La enorme figura en el agua se movió durante un momento hacia la armada, pero entonces se hundió con el agua, se precipitó bajo su estela y giró en un remolino después de que el leviatán hubiera desaparecido. Cuando el primer barco canim llegó al lugar, solo quedaba el recuerdo inquieto de la presencia del enorme animal: un mar muy agitado. El barco canim se enfrentó a él lanzando espuma al aire y mantuvo su curso.

—Debo reconocer que estos perros tienen agallas —murmuró Demos con ojos distantes—. Todos los leviatanes, excepto los más grandes, evitarán esa tormenta que viene detrás de los canim. Sufrirán algunas bajas más durante la travesía, pero lo conseguirán.

—¿Les llevasteis un mensaje? —preguntó Ehren.

—Eso no es asunto tuyo —respondió Demos.

—Si es así, sois su cómplice, capitán. ¿Tan solo os dejaron escapar?

—No me dejaron —contestó Demos—. Pero no les di muchas posibilidades de elegir. No son tan astutos como creen. Los cuervos van a tener mucha hambre antes de que deje que ningún perro sacerdote sarnoso me clave un cuchillo en la espalda.

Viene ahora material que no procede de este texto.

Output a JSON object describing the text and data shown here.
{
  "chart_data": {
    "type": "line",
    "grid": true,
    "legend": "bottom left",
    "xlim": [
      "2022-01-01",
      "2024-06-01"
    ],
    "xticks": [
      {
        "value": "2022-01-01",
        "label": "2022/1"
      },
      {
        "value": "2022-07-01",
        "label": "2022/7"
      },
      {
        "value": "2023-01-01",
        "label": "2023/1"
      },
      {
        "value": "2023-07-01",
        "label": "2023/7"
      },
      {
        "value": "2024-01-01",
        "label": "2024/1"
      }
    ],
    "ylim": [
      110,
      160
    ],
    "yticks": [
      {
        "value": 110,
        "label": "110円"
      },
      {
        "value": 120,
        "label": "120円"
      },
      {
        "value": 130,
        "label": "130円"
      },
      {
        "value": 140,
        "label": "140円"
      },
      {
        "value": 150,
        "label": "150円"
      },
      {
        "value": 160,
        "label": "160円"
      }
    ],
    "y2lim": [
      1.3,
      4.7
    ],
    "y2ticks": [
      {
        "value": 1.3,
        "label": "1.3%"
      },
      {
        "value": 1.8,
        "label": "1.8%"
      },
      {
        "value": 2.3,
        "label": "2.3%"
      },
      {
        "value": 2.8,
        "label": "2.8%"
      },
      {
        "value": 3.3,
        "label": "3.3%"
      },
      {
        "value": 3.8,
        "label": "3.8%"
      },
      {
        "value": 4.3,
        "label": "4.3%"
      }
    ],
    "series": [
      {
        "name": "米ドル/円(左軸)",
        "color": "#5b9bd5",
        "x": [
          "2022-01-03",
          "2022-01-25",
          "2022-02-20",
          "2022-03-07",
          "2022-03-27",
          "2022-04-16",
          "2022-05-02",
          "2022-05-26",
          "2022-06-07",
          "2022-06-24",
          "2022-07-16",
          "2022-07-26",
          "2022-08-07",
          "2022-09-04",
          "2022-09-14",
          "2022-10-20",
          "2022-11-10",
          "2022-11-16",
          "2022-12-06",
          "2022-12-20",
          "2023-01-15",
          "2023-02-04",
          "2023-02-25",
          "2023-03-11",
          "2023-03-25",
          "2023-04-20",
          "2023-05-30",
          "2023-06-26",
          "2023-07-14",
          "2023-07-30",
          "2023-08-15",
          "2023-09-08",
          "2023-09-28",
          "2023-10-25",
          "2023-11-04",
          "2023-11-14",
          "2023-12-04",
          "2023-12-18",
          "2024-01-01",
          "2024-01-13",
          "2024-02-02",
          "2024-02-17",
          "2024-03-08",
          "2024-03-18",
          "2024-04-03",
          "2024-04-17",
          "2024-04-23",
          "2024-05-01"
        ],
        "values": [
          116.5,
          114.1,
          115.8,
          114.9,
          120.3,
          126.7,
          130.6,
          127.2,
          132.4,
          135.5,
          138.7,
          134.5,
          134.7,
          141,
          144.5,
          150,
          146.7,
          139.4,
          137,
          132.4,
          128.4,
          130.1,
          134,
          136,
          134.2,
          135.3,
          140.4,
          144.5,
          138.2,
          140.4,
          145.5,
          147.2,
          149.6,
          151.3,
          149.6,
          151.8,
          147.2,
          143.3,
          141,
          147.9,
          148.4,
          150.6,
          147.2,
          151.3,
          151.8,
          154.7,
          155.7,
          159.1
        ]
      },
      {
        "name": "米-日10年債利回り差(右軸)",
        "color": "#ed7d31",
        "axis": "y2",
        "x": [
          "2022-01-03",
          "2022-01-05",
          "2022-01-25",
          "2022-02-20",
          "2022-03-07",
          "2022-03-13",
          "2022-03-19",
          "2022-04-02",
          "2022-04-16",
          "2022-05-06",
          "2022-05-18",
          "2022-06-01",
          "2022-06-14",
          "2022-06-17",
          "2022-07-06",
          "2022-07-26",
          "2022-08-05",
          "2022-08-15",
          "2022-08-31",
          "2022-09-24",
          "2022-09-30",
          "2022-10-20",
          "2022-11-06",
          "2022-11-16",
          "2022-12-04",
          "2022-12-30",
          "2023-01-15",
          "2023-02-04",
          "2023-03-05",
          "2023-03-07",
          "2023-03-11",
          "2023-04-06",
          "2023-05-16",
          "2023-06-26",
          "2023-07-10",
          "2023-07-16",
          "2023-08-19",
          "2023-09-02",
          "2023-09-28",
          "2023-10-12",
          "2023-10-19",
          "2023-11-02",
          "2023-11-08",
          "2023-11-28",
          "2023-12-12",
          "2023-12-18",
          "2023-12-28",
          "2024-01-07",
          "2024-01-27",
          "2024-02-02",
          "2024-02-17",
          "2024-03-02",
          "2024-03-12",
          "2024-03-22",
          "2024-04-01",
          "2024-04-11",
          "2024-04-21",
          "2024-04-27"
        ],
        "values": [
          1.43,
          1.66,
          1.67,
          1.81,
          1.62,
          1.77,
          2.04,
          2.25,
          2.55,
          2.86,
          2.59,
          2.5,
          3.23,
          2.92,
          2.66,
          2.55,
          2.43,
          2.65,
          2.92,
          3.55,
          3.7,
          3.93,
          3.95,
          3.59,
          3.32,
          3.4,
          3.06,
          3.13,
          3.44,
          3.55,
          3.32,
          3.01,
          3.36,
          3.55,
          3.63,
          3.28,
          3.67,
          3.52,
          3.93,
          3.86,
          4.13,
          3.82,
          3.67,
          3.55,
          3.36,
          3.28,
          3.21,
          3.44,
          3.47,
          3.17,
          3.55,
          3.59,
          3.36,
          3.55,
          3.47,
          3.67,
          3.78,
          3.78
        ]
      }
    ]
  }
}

—¿Sacerdote? —preguntó Ehren.

Demos gruñó.

—Túnicas, libros, rollos. Decía un montón de tonterías. Se llamaba era Sarl.

Sarl. El antiguo chambelán del embajador Varg en la capital, y la criatura que había conspirado con los vord para derrocar al Primer Señor. Sarl, que había escapado de Alera, a pesar de todos los esfuerzos de las legiones y de los señores para encontrarlo y detenerlo. Ehren estaba ahora seguro de que Sarl debía de contar con ayuda en el interior de Alera.

—Kalarus —murmuró Ehren.

Demos repitió el discurso de Ehren palabra por palabra, imitando su entonación.

—No sé a qué os referís, señor.

Ehren lo estudió durante un momento, seguro de que la negación franca ocultaba una confirmación encubierta. Si así era, entonces Kalarus había contratado a Demos para que le llevara un mensaje al cane, y este había intentado matarle antes de que pudiera escapar. Saltaba a la vista que Demos no tenía intención de colaborar con las autoridades para obtener una recompensa, porque en esos casos los criminales de su calaña no volvían a encontrar a nadie que quisiera hacer negocios con ellos. Pero debía de estar muy enfadado por la traición; como mínimo, lo suficiente para dejar que Ehren se enterara de refilón de quién le había contratado y de lo que había ocurrido.

—Sabéis lo que significa esto —comentó Ehren con un cabeceo—. Un mensajero. Esta armada. Es la guerra, capitán. Y no sois el único a quien han traicionado.

Demos miró más allá de la popa y no dijo nada. La oscura tormenta que impulsaba la armada canim se tragó por completo la isla de Westmiston.

Ehren se giró para mirar a Demos.

—Triplicaré la cantidad de la paga si me lleváis a Alera con tiempo suficiente para avisar a las legiones. Sin preguntas.

El mercenario lo miró en silencio durante un momento. Entonces volvió a mostrar los dientes y asintió ligeramente.

—¡Bosun!

—Sí, capitán.

—¡Refuerza el palo mayor, cuelga todo el trapo y avisa a los brujos! ¡Vamos a hacer que vuele esta vieja zorra!